Safechuk, que garante que as relações se iniciaram quando tinha 10 anos, após participar num anúncio da Pepsi com Michael Jackson, conta uma história similar, assinalando que o cantor lhe disse que se alguém soubesse o que estava a acontecer entre eles, as suas vidas "acabariam".

"Tudo isto era aterrador para mim. A ideia de me separar de Michael, este homem, esta figura de outro mundo, este deus para mim, que agora se havia tornado o meu melhor amigo, de maneira nenhuma eu iria fazer algo que nos afastasse", acrescentou, sublinhando que o músico era um “mestre em manipulação”.

Família do cantor diz que não provas

A família do músico já veio entretanto afirmar que não há quaisquer "provas" que confirmem estas acusações contra o cantor, enquanto os gestores do seu património encetaram uma guerra contra “Leaving Neverland”.

Segundo o The New York Times, além de uma série de declarações inflamadas feitas na altura da estreia do filme em Sundance, os gestores patrimoniais – cujos beneficiários são a mãe de Michael Jackson e três filhos, bem como instituições de caridade para crianças - entraram com uma petição no Tribunal Superior de arbitragem de Los Angeles, pedindo 100 milhões de dólares de indemnização à HBO. Os responsáveis criticam o facto de todo o documentário ser suportado apenas pelos testemunhos destes dois homens, que acusam de “mentirosos”.

Décadas de negação 

Esta é primeira vez desde a morte do cantor em 2009, aos 50 anos por overdose, que este assunto vem à luz. Enquanto estava vivo, o artista enfrentou acusações semelhantes nos tribunais.
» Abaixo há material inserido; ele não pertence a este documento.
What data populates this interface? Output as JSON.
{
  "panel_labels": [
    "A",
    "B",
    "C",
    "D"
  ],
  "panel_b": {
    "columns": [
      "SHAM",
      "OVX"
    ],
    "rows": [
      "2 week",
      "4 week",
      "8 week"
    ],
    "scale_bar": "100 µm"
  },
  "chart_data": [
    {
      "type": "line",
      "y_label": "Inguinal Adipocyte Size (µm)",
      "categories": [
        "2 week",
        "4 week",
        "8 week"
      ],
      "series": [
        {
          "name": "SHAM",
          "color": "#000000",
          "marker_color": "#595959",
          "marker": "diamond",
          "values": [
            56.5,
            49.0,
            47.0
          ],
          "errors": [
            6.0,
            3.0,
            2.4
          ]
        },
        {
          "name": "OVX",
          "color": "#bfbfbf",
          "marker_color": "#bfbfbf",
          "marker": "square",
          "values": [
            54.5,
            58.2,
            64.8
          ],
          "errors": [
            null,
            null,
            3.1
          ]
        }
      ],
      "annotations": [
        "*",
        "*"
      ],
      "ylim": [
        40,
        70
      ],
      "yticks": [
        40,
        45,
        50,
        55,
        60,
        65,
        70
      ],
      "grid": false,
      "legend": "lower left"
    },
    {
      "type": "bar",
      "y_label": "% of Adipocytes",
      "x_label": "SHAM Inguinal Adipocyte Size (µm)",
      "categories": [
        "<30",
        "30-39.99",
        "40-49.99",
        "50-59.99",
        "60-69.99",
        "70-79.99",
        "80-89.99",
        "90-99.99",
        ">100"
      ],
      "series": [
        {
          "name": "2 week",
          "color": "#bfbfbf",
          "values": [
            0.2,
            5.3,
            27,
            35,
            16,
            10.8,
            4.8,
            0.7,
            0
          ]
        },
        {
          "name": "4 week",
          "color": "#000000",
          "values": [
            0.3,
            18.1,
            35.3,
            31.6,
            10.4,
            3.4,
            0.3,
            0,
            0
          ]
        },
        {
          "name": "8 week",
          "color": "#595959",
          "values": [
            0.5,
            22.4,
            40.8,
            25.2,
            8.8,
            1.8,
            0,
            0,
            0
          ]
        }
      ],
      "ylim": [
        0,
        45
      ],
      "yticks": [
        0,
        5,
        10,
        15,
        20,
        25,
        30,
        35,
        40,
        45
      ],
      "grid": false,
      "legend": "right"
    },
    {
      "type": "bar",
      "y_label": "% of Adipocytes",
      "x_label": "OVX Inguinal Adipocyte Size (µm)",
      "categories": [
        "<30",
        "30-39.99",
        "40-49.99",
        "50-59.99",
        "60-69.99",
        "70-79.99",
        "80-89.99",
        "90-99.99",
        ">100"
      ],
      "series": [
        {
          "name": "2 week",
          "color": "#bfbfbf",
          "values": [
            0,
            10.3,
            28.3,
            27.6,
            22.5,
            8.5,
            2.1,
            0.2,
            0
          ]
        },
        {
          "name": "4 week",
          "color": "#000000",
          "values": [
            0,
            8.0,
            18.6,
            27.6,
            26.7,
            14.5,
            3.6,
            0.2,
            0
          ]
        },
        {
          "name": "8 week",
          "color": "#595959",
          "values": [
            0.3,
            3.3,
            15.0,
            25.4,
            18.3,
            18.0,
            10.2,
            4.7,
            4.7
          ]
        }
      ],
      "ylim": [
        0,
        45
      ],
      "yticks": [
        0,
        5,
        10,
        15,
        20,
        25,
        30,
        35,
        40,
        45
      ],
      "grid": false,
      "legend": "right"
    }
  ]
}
Em 1993, Jackson foi acusado de abusar de um rapaz de 13 anos e encerrou o caso com um acordo extrajudicial. Nesse processo Robson e Safechuck testemunharam a favor do músico, garantindo que ele nunca havia tocado neles. Em 2003, num novo julgamento, Safechuk não se pronunciou, mas Robson voltou a defender Jackson, que foi absolvido.

Apesar de terem sido consultados em várias ocasiões pelas autoridades e familiares, nenhum dos dois mudou a história até há pouco tempo, quando se tornaram pais.

Ambos tentaram abrir novos processos, mas as ações foram rejeitadas pelo alegado crime ter prescrito.